Sunday, October 17, 2010
Tornadoes in NYC?!?
Tornadoes ripped through New York last month killing thousands of trees. The Clarion Content was shocked at the bare minimum of ripple this caused in the American media. Tornadoes in New York felt to us like just the kind of thing that the global warming alarmists would seize upon to promote their legislative cause.
While the Clarion Content does not believe that global warming has the capacity to wipe out the planet and its ecosystems, it does have the power to radically reorient them, with the possibility of massive species extinctions in the process. Still the scale of time involved is geologic, this is one of the nexuses where we clash with the global warming lobby. If we had not been raised in the era of The Population Bomb, we might be able to be more sympathetic to the warming tribe's claims that the change is reaching a tipping point, that the time scale is exponential not linear, and we are at the really sharp point of the curve.
This debate aside, we can't believe more people are not howling about tornadoes in New York City.
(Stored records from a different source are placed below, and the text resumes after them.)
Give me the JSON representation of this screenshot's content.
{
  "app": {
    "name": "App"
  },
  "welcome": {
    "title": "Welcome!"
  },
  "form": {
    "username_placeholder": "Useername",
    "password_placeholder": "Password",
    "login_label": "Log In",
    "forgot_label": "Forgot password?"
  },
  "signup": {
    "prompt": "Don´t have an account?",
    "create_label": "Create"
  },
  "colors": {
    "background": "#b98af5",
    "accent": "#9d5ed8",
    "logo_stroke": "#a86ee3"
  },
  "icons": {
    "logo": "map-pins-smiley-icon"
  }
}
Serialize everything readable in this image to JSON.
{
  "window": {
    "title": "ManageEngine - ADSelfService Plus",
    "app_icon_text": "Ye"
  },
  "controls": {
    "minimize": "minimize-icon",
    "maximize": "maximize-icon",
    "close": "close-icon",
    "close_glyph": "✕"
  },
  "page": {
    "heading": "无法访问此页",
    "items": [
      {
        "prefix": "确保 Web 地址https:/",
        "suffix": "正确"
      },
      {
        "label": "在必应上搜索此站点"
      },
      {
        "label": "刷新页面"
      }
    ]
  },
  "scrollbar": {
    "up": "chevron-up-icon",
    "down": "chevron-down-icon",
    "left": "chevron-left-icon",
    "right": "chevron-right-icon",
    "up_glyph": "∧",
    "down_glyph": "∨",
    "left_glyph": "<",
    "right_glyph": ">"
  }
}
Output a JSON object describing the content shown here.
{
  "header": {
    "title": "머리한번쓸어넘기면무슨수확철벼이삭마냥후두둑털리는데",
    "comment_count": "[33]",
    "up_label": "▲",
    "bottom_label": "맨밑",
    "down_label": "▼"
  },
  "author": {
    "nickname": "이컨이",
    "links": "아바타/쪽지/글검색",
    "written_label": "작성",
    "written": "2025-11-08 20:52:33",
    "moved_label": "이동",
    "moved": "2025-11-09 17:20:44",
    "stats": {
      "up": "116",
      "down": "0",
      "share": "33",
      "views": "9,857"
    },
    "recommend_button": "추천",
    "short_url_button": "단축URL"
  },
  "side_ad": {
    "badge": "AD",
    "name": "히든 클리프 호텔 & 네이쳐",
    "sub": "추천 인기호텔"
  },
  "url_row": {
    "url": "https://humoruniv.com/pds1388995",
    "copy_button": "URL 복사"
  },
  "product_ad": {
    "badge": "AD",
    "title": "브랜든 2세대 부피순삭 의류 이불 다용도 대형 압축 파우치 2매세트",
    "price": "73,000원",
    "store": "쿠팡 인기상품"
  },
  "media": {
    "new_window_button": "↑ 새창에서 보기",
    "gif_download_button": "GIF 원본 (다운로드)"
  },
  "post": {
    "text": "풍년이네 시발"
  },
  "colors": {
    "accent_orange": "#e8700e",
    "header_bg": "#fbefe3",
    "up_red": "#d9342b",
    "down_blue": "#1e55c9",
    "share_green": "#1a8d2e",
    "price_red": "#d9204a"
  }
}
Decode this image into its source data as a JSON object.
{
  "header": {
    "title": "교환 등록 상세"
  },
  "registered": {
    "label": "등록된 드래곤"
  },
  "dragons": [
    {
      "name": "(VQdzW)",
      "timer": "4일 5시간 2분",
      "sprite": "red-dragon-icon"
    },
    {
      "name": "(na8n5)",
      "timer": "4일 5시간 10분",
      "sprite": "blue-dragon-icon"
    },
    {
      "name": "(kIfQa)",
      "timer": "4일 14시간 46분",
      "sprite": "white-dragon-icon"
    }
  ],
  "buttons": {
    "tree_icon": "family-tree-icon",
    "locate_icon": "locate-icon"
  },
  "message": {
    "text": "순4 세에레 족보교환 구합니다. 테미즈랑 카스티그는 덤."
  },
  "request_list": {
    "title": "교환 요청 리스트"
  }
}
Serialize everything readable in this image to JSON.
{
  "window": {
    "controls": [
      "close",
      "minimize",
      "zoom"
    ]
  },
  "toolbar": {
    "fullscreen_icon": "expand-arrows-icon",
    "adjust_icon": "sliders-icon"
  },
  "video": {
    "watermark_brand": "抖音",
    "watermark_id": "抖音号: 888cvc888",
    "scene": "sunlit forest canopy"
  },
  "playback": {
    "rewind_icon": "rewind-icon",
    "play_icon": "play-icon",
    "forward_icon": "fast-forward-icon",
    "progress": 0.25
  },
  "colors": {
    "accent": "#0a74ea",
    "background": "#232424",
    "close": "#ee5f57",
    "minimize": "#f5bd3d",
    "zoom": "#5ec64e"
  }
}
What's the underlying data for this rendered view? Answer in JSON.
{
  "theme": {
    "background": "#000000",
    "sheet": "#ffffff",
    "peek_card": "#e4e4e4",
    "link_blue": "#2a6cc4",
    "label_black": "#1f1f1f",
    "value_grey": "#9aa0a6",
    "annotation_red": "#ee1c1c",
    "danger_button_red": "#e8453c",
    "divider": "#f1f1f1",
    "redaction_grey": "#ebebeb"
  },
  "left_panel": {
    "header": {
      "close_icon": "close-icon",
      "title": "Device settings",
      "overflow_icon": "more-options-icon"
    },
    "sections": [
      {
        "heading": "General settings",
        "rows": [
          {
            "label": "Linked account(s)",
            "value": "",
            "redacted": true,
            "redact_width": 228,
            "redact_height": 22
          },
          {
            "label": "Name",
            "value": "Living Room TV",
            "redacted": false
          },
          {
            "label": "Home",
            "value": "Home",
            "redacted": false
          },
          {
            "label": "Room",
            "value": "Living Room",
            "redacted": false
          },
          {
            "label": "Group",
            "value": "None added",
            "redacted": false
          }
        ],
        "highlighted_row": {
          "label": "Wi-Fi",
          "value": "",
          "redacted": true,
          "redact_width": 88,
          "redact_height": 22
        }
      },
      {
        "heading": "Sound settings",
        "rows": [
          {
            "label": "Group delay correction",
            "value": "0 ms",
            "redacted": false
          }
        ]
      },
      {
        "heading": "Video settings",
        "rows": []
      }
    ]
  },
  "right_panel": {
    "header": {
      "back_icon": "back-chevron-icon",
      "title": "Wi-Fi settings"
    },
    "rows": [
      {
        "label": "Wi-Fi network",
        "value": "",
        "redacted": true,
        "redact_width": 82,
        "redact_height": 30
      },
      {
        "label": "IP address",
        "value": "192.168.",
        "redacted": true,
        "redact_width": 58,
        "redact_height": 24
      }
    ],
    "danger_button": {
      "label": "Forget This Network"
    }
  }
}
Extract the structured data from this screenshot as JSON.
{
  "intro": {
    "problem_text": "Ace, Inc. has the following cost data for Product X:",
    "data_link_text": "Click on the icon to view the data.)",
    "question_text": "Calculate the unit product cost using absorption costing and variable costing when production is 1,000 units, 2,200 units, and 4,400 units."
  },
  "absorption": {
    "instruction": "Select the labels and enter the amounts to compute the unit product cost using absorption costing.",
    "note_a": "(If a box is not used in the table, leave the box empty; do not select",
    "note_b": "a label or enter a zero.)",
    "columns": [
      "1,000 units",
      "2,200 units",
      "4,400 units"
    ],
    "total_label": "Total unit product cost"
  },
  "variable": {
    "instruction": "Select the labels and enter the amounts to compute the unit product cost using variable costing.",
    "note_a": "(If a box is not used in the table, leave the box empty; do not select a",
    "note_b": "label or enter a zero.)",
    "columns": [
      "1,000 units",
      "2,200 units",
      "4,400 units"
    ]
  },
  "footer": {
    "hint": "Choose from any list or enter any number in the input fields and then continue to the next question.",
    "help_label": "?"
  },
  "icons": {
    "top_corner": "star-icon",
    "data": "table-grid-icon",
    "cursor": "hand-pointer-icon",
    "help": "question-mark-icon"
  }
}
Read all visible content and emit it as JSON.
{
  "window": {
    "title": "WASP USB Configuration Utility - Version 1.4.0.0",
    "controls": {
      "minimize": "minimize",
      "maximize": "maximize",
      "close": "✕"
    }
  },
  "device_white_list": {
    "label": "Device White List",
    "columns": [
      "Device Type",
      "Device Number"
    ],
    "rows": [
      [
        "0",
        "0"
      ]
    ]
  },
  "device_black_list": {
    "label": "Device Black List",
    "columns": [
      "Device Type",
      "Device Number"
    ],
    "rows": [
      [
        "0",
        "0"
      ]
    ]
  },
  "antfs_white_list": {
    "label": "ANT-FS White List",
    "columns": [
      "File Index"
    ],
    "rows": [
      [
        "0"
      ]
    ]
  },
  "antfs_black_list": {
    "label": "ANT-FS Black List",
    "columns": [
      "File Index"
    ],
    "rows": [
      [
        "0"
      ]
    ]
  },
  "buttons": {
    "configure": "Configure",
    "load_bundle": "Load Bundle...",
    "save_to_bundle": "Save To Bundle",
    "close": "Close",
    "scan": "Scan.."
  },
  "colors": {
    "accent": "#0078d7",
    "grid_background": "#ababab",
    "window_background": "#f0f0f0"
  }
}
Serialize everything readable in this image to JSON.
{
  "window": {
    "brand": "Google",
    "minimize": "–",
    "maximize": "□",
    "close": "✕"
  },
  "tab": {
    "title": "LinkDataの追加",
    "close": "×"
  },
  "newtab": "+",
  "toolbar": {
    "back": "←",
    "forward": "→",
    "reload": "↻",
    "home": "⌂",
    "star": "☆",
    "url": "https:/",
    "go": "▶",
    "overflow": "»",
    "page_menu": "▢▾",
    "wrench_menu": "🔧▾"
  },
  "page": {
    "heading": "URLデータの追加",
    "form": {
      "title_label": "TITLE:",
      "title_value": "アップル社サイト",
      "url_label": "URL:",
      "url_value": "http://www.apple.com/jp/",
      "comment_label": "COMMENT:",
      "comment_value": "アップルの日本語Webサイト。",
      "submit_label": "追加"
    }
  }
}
Maybe it was because there were no deaths? But to the Clarion Content's way of thinking, one of the single most effective tactics to convince the masses that urgent reorientation of humanity's treatment of the global ecosystem is necessary, is extreme weather. Extreme weather, volatile weather, atypical weather is among the most convincing of events to people who cannot observe ocean rise or conceptualize ice cap melting.
Tornadoes in New York City feels pretty extreme, pretty volatile to us. While in the same year, Los Angeles sets an all-time high in temperature?
Environmental change is self-evidently happening, but it is always happening. Is something epic or cataclysmic in progress? How fast is the train headed down the tracks? ¿Quién sabe?